Plusieurs facteurs sont en cause. De nombreux secteurs, historiquement ceux qui embauchaient des diplômés, traversent une période difficile. Les années de faible activité dans les fusions-acquisitions ont réduit la demande d’avocats. Les banques d’investissement sont moins dynamiques qu’avant la crise financière mondiale de 2007-2009.
Étudier en vaut-il encore la peine ?
Étudier et décrocher un diplôme, est-ce que cela en vaut encore la peine ? Les Américains semblent penser que non. Entre 2013 et 2022, le nombre d’inscriptions en bachelor a chuté de 5 %, selon l’OCDE. Pourtant, dans la plupart des pays riches, où l’enseignement supérieur est moins onéreux qu’aux États-Unis, grâce à un financement public, les jeunes poursuivent leurs études.

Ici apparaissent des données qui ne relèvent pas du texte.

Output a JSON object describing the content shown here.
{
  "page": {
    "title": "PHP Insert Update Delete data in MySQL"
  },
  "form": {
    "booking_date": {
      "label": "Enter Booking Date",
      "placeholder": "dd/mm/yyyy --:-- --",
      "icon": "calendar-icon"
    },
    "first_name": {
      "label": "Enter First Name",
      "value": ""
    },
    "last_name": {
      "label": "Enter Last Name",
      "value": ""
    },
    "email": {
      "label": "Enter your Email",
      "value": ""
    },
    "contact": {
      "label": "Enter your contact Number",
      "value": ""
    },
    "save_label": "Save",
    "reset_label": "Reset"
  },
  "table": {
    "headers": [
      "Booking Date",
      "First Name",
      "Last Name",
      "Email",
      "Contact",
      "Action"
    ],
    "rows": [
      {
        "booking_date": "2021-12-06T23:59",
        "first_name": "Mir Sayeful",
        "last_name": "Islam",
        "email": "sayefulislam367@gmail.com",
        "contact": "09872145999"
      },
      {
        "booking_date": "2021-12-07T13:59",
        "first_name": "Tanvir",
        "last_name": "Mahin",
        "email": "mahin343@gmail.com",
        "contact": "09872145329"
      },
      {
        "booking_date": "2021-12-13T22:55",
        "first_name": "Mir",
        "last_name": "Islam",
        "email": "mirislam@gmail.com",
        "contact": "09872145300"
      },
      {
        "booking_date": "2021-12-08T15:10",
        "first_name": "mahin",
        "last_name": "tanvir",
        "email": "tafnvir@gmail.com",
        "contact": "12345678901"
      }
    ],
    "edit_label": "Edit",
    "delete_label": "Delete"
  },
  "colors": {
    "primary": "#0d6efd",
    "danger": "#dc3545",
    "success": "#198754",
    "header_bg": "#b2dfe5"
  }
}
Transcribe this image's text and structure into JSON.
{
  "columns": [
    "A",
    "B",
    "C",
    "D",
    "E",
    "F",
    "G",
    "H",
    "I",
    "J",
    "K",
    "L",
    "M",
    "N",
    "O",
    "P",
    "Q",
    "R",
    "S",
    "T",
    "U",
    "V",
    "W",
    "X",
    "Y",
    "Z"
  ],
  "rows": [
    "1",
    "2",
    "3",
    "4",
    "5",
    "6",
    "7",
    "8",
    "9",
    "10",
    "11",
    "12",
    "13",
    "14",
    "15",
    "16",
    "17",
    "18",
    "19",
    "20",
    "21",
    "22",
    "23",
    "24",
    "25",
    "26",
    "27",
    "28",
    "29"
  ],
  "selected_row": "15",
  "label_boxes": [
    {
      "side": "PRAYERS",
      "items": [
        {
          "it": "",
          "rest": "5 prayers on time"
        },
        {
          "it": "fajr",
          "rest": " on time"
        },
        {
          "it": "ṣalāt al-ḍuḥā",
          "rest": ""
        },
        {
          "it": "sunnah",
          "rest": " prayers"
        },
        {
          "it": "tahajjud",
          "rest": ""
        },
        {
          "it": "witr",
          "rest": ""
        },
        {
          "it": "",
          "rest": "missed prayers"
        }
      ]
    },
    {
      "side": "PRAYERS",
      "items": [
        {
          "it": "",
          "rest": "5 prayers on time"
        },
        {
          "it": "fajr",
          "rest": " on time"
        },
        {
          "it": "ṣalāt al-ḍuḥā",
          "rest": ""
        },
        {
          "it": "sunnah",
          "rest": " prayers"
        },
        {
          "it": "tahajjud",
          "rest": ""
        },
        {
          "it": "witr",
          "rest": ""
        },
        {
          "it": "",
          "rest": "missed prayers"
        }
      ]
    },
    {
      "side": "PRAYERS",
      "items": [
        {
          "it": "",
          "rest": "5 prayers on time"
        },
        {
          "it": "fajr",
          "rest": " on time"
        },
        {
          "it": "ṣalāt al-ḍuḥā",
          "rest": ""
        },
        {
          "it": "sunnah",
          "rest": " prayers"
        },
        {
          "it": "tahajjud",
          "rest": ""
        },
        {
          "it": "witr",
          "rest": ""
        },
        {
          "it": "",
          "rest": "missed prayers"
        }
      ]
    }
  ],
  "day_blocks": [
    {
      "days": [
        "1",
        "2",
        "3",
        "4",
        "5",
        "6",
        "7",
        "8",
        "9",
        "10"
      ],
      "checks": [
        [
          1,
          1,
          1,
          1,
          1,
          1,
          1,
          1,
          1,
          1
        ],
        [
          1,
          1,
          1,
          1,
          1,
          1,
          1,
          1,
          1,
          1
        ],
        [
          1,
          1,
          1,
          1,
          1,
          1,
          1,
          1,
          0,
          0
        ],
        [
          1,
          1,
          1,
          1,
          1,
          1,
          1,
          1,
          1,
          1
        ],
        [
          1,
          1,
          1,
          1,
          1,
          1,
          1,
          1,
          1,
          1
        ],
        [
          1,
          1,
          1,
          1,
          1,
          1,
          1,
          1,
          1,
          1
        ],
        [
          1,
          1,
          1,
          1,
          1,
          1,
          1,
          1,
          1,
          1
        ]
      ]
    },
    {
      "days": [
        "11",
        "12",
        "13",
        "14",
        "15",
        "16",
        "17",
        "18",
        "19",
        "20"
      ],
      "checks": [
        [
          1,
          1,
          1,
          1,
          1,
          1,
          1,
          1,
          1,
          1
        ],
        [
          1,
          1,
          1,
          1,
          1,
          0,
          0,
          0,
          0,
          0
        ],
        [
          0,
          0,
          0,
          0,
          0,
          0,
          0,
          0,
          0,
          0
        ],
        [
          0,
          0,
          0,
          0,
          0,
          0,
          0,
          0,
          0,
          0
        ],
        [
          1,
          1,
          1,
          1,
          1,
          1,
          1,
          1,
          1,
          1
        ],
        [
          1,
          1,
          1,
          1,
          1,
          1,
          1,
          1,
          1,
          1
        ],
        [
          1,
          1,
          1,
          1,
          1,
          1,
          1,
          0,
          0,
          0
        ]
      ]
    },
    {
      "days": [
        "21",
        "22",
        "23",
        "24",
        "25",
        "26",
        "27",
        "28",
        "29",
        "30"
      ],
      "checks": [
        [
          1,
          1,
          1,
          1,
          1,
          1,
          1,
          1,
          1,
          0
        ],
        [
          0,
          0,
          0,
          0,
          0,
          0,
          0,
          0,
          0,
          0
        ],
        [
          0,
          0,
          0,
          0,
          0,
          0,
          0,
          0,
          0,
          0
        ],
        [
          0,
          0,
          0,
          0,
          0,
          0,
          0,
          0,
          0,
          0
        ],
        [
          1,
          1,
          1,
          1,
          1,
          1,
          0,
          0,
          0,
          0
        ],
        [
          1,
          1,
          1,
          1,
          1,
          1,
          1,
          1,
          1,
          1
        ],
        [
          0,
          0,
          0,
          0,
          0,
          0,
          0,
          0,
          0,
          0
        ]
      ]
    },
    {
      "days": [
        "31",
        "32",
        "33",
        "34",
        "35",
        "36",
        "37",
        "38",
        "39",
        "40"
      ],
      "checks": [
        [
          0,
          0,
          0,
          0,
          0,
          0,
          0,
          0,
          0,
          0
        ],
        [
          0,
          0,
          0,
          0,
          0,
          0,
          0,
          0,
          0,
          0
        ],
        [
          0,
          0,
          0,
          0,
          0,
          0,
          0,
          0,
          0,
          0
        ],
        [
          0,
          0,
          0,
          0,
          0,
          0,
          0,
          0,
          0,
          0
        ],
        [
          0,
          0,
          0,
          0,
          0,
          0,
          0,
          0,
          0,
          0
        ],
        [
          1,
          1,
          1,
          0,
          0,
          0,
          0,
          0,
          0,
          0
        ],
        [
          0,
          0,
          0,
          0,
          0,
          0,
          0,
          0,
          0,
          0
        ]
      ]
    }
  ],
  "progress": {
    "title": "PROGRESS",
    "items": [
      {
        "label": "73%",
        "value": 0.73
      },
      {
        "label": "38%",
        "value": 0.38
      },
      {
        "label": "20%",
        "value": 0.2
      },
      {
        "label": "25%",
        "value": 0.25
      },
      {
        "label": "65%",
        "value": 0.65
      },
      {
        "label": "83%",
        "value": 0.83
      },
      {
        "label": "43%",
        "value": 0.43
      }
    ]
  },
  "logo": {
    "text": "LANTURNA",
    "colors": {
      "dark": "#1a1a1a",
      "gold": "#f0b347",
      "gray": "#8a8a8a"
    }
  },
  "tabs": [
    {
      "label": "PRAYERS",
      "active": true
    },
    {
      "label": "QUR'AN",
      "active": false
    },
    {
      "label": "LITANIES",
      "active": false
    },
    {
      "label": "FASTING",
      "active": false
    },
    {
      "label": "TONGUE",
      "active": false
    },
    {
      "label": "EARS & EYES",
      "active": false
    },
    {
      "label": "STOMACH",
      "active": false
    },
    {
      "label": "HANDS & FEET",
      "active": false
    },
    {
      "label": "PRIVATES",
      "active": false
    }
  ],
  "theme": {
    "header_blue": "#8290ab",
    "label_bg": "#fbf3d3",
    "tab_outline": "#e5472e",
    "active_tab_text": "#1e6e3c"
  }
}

Hors États-Unis, les inscriptions dans l’OCDE sont passées de 28 à 31 millions en dix ans, jusqu’en 2022. En France, le nombre d’étudiants a grimpé de 36 %, en Irlande de 45 %. Les gouvernements subventionnent des diplômes inutiles et encouragent les jeunes à étudier.
Les étudiants ne choisissent peut-être pas les bonnes filières. En dehors des États-Unis, la part des étudiants en arts, lettres et sciences humaines progresse. Celle des formations en journalisme aussi, de façon tout aussi inexplicable. Si ces tendances reflètent les attentes des jeunes sur leur avenir au travail, ils sont vraiment dans de beaux draps.